I hiked in the Grand Canyon with a friend of my from my time in the Army. He thought we could camp in the bottom, hiking down and out the next day. He did not have reservations and was surprised that you needed them at all, and further surprised that this was considered a serious subject by the Park Rangers with severe penalties. After a brief period of gloom, he decided that we would just hike down to the river in one day and back out. We retreated to our hotel room, where I nursed a nasty cold and poured over maps and travel guides, planning the adventure of the next day. I remember reading tidbits from the park brochures that warned that trying to do what we wanted to do was VERY DANGEROUS. The climate was more desert than anything else, dehydration, temperature extremes and a brutal climb were not for most people.
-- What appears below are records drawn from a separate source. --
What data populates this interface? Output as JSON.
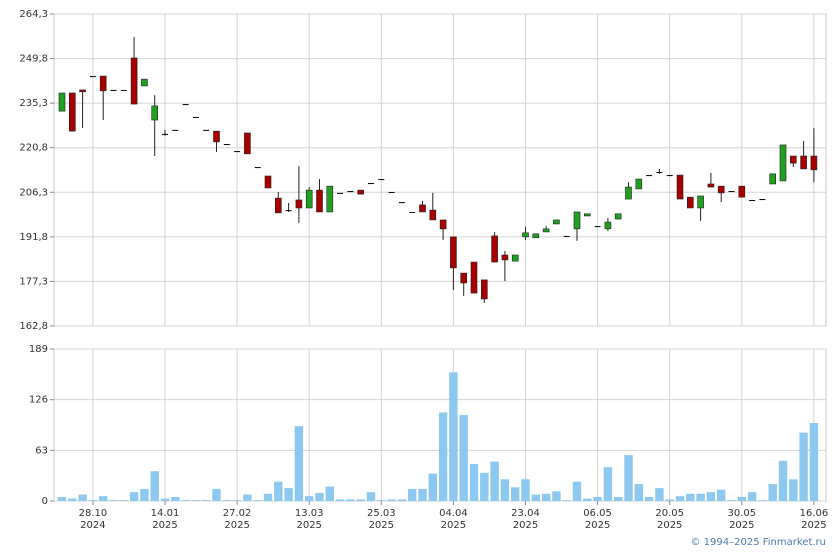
{
  "chart_data": [
    {
      "type": "candlestick",
      "up_color": "#20a020",
      "down_color": "#a80000",
      "flat_color": "#000000",
      "ylim": [
        162.8,
        264.3
      ],
      "yticks": [
        {
          "value": 162.8,
          "label": "162,8"
        },
        {
          "value": 177.3,
          "label": "177,3"
        },
        {
          "value": 191.8,
          "label": "191,8"
        },
        {
          "value": 206.3,
          "label": "206,3"
        },
        {
          "value": 220.8,
          "label": "220,8"
        },
        {
          "value": 235.3,
          "label": "235,3"
        },
        {
          "value": 249.8,
          "label": "249,8"
        },
        {
          "value": 264.3,
          "label": "264,3"
        }
      ],
      "grid": true,
      "open": [
        232.7,
        238.6,
        239.6,
        244.1,
        244.1,
        239.6,
        239.6,
        250.0,
        240.9,
        229.8,
        225.3,
        226.6,
        235.0,
        230.8,
        226.6,
        226.2,
        222.0,
        219.7,
        225.6,
        214.5,
        211.6,
        204.4,
        200.5,
        203.8,
        201.2,
        207.0,
        199.9,
        206.1,
        206.7,
        207.0,
        209.3,
        210.6,
        206.4,
        203.1,
        199.9,
        202.2,
        200.5,
        197.3,
        191.8,
        180.0,
        183.6,
        177.8,
        192.1,
        185.9,
        183.9,
        191.8,
        191.5,
        193.4,
        196.0,
        192.1,
        194.4,
        198.6,
        195.3,
        194.4,
        197.6,
        204.1,
        207.4,
        211.9,
        212.9,
        211.9,
        211.9,
        204.7,
        201.2,
        209.0,
        208.3,
        206.7,
        208.3,
        203.8,
        204.1,
        209.0,
        210.0,
        218.1,
        218.1,
        218.1
      ],
      "high": [
        238.6,
        238.6,
        239.6,
        244.1,
        244.1,
        239.6,
        239.6,
        256.8,
        243.1,
        237.9,
        226.6,
        226.6,
        235.0,
        230.8,
        226.6,
        226.2,
        222.0,
        219.7,
        225.6,
        214.5,
        211.6,
        206.4,
        202.8,
        214.8,
        208.0,
        210.6,
        208.3,
        206.1,
        206.7,
        207.0,
        209.3,
        210.6,
        206.4,
        203.1,
        199.9,
        203.5,
        206.1,
        197.3,
        191.8,
        180.0,
        183.6,
        177.8,
        193.4,
        187.2,
        185.9,
        195.1,
        192.8,
        195.4,
        197.3,
        192.1,
        199.9,
        199.3,
        195.3,
        197.9,
        199.3,
        209.6,
        210.6,
        211.9,
        213.9,
        211.9,
        211.9,
        204.7,
        205.1,
        212.6,
        208.3,
        206.7,
        208.3,
        203.8,
        204.1,
        212.3,
        221.7,
        218.1,
        223.0,
        227.2
      ],
      "low": [
        232.7,
        226.2,
        227.2,
        244.1,
        229.8,
        239.6,
        239.6,
        235.0,
        240.9,
        218.1,
        224.7,
        226.6,
        235.0,
        230.8,
        226.6,
        219.4,
        222.0,
        219.7,
        218.8,
        214.5,
        207.7,
        199.6,
        199.9,
        196.3,
        201.2,
        199.9,
        199.9,
        206.1,
        206.7,
        205.7,
        209.3,
        210.6,
        206.4,
        203.1,
        199.9,
        199.9,
        197.3,
        190.8,
        174.5,
        172.6,
        173.5,
        170.3,
        183.6,
        177.4,
        183.9,
        190.8,
        191.5,
        193.4,
        196.0,
        192.1,
        190.5,
        198.6,
        195.3,
        193.7,
        197.6,
        204.1,
        207.4,
        211.9,
        212.3,
        211.9,
        204.1,
        201.2,
        197.0,
        208.0,
        203.1,
        206.7,
        204.7,
        203.8,
        204.1,
        209.0,
        210.0,
        214.5,
        213.9,
        209.6
      ],
      "close": [
        238.6,
        226.2,
        239.0,
        244.1,
        239.3,
        239.6,
        239.6,
        235.0,
        243.1,
        234.4,
        225.3,
        226.6,
        235.0,
        230.8,
        226.6,
        222.7,
        222.0,
        219.7,
        218.8,
        214.5,
        207.7,
        199.6,
        200.5,
        201.2,
        207.0,
        199.9,
        208.3,
        206.1,
        206.7,
        205.7,
        209.3,
        210.6,
        206.4,
        203.1,
        199.9,
        199.9,
        197.3,
        194.4,
        181.7,
        176.8,
        173.5,
        171.6,
        183.6,
        184.3,
        185.9,
        193.1,
        192.8,
        194.4,
        197.3,
        192.1,
        199.9,
        199.3,
        195.3,
        196.6,
        199.3,
        208.0,
        210.6,
        211.9,
        212.9,
        211.9,
        204.1,
        201.2,
        205.1,
        208.0,
        206.1,
        206.7,
        204.7,
        203.8,
        204.1,
        212.3,
        221.7,
        215.8,
        213.9,
        213.6
      ]
    },
    {
      "type": "bar",
      "color": "#8cc8f0",
      "ylim": [
        0,
        189
      ],
      "yticks": [
        0,
        63,
        126,
        189
      ],
      "grid": true,
      "categories": [
        null,
        null,
        null,
        "28.10",
        null,
        null,
        null,
        null,
        null,
        null,
        "14.01",
        null,
        null,
        null,
        null,
        null,
        null,
        "27.02",
        null,
        null,
        null,
        null,
        null,
        null,
        "13.03",
        null,
        null,
        null,
        null,
        null,
        null,
        "25.03",
        null,
        null,
        null,
        null,
        null,
        null,
        "04.04",
        null,
        null,
        null,
        null,
        null,
        null,
        "23.04",
        null,
        null,
        null,
        null,
        null,
        null,
        "06.05",
        null,
        null,
        null,
        null,
        null,
        null,
        "20.05",
        null,
        null,
        null,
        null,
        null,
        null,
        "30.05",
        null,
        null,
        null,
        null,
        null,
        null,
        "16.06"
      ],
      "category_years": [
        null,
        null,
        null,
        "2024",
        null,
        null,
        null,
        null,
        null,
        null,
        "2025",
        null,
        null,
        null,
        null,
        null,
        null,
        "2025",
        null,
        null,
        null,
        null,
        null,
        null,
        "2025",
        null,
        null,
        null,
        null,
        null,
        null,
        "2025",
        null,
        null,
        null,
        null,
        null,
        null,
        "2025",
        null,
        null,
        null,
        null,
        null,
        null,
        "2025",
        null,
        null,
        null,
        null,
        null,
        null,
        "2025",
        null,
        null,
        null,
        null,
        null,
        null,
        "2025",
        null,
        null,
        null,
        null,
        null,
        null,
        "2025",
        null,
        null,
        null,
        null,
        null,
        null,
        "2025"
      ],
      "values": [
        5,
        3,
        8,
        1,
        6,
        1,
        1,
        11,
        15,
        37,
        3,
        5,
        1,
        1,
        1,
        15,
        1,
        1,
        8,
        1,
        9,
        24,
        16,
        93,
        6,
        10,
        18,
        2,
        2,
        2,
        11,
        1,
        2,
        2,
        15,
        15,
        34,
        110,
        160,
        107,
        46,
        35,
        49,
        27,
        17,
        27,
        8,
        9,
        12,
        1,
        24,
        3,
        5,
        42,
        5,
        57,
        21,
        5,
        16,
        2,
        6,
        9,
        9,
        11,
        14,
        1,
        5,
        11,
        1,
        21,
        50,
        27,
        85,
        97
      ]
    }
  ],
  "footer": "© 1994–2025 Finmarket.ru"
}
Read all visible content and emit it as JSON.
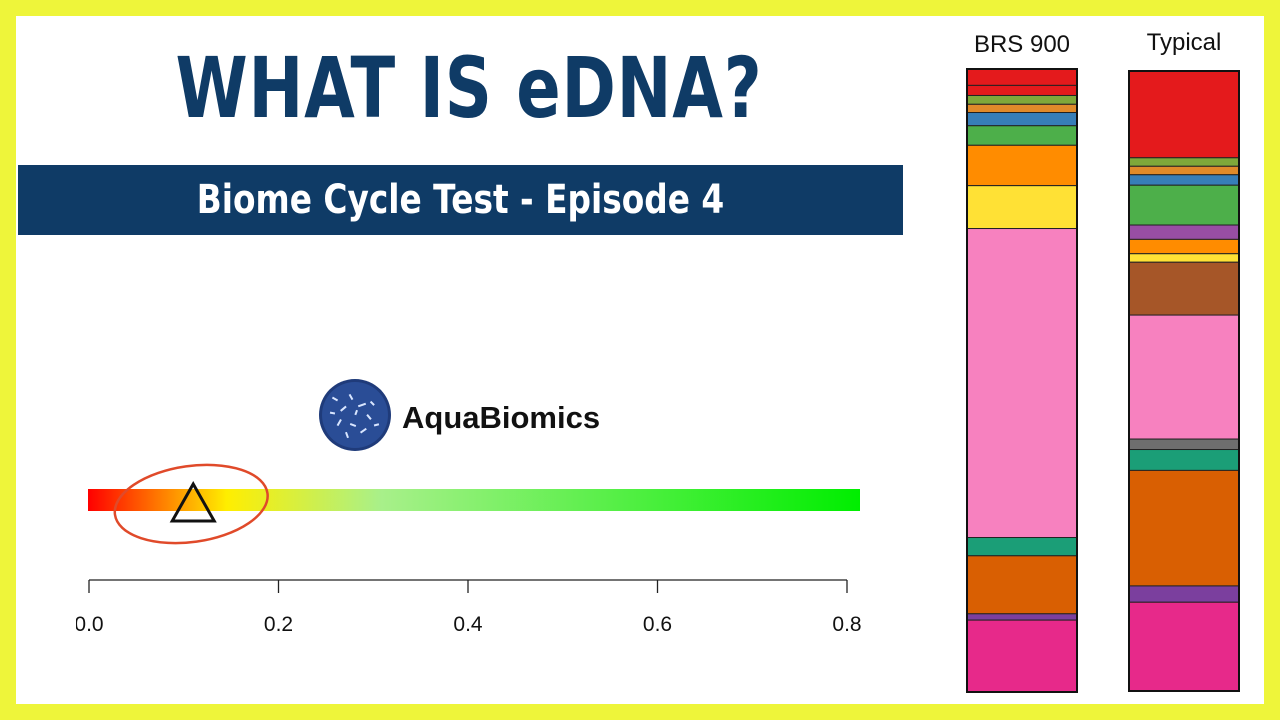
{
  "title": "WHAT IS eDNA?",
  "subtitle": "Biome Cycle Test - Episode 4",
  "brand": {
    "name": "AquaBiomics"
  },
  "colors": {
    "frame": "#eef53a",
    "navy": "#0f3b66",
    "marker_circle": "#e04a2a"
  },
  "score_scale": {
    "ticks": [
      "0.0",
      "0.2",
      "0.4",
      "0.6",
      "0.8"
    ],
    "range": [
      0,
      0.82
    ],
    "marker_value": 0.11,
    "gradient": [
      "#ff0000",
      "#ffee00",
      "#a8f08a",
      "#00ee00"
    ]
  },
  "chart_data": {
    "type": "bar",
    "stacked": true,
    "orientation": "vertical",
    "categories": [
      "BRS 900",
      "Typical"
    ],
    "series": [
      {
        "values": [
          2.6,
          0.0
        ],
        "color": "#e41a1c"
      },
      {
        "values": [
          1.6,
          13.3
        ],
        "color": "#e41a1c"
      },
      {
        "values": [
          1.4,
          1.3
        ],
        "color": "#7fa83a"
      },
      {
        "values": [
          1.3,
          1.3
        ],
        "color": "#e08a2a"
      },
      {
        "values": [
          2.1,
          1.6
        ],
        "color": "#377eb8"
      },
      {
        "values": [
          3.1,
          6.1
        ],
        "color": "#4daf4a"
      },
      {
        "values": [
          0.0,
          2.2
        ],
        "color": "#984ea3"
      },
      {
        "values": [
          6.4,
          2.2
        ],
        "color": "#ff8c00"
      },
      {
        "values": [
          6.8,
          1.3
        ],
        "color": "#ffe135"
      },
      {
        "values": [
          0.0,
          8.1
        ],
        "color": "#a65628"
      },
      {
        "values": [
          49.0,
          19.0
        ],
        "color": "#f781bf"
      },
      {
        "values": [
          0.0,
          1.6
        ],
        "color": "#6e6e6e"
      },
      {
        "values": [
          2.9,
          3.2
        ],
        "color": "#1b9e77"
      },
      {
        "values": [
          9.2,
          17.7
        ],
        "color": "#d95f02"
      },
      {
        "values": [
          1.0,
          2.5
        ],
        "color": "#7b3f9e"
      },
      {
        "values": [
          11.4,
          13.6
        ],
        "color": "#e7298a"
      }
    ],
    "ylim": [
      0,
      100
    ]
  }
}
In short, we did it. Along the Bright Angel trail, in May when the Yucca and other flowers were in full bloom. It was 39 degrees in the morning when we started and 90 degrees at 2pm when we got back. I got badly dehydrated the last hour returning, which I fixed by quickly guzzling 3 quarts of water, a cure almost as bad as the disease. We could barely walk the next day, but we did it.

I climbed a 14er, Handies Peak, with my brother in 2000, which made us both sick from altitude when we got back. I climbed Mt. Harney with my wife and Mt. Washburn on our recent Yellowstone vacation. We went whitewater rafting on our honeymoon last year, and the year before through the Royal Gorge in Colorado. We hiked from Bear Lake to Fern Lake trailhead in Rocky Mountain National Park and saw a bear from about 30' away. I also hiked through parts of the Tahoe Rim trail. Another mini adventure I took some years back was flying to Miami, renting a motorcycle and riding down to Key West, which wasn't physically trying (except for the sunburn on the tops of my feet) but it was adventurous.

This fall, we planned a fall colors hike around the Eleven Point in the Ozarks. The rest of the future adventures are yet to be written, but as my new friend pointed out, once you get the bug, there's no end to it.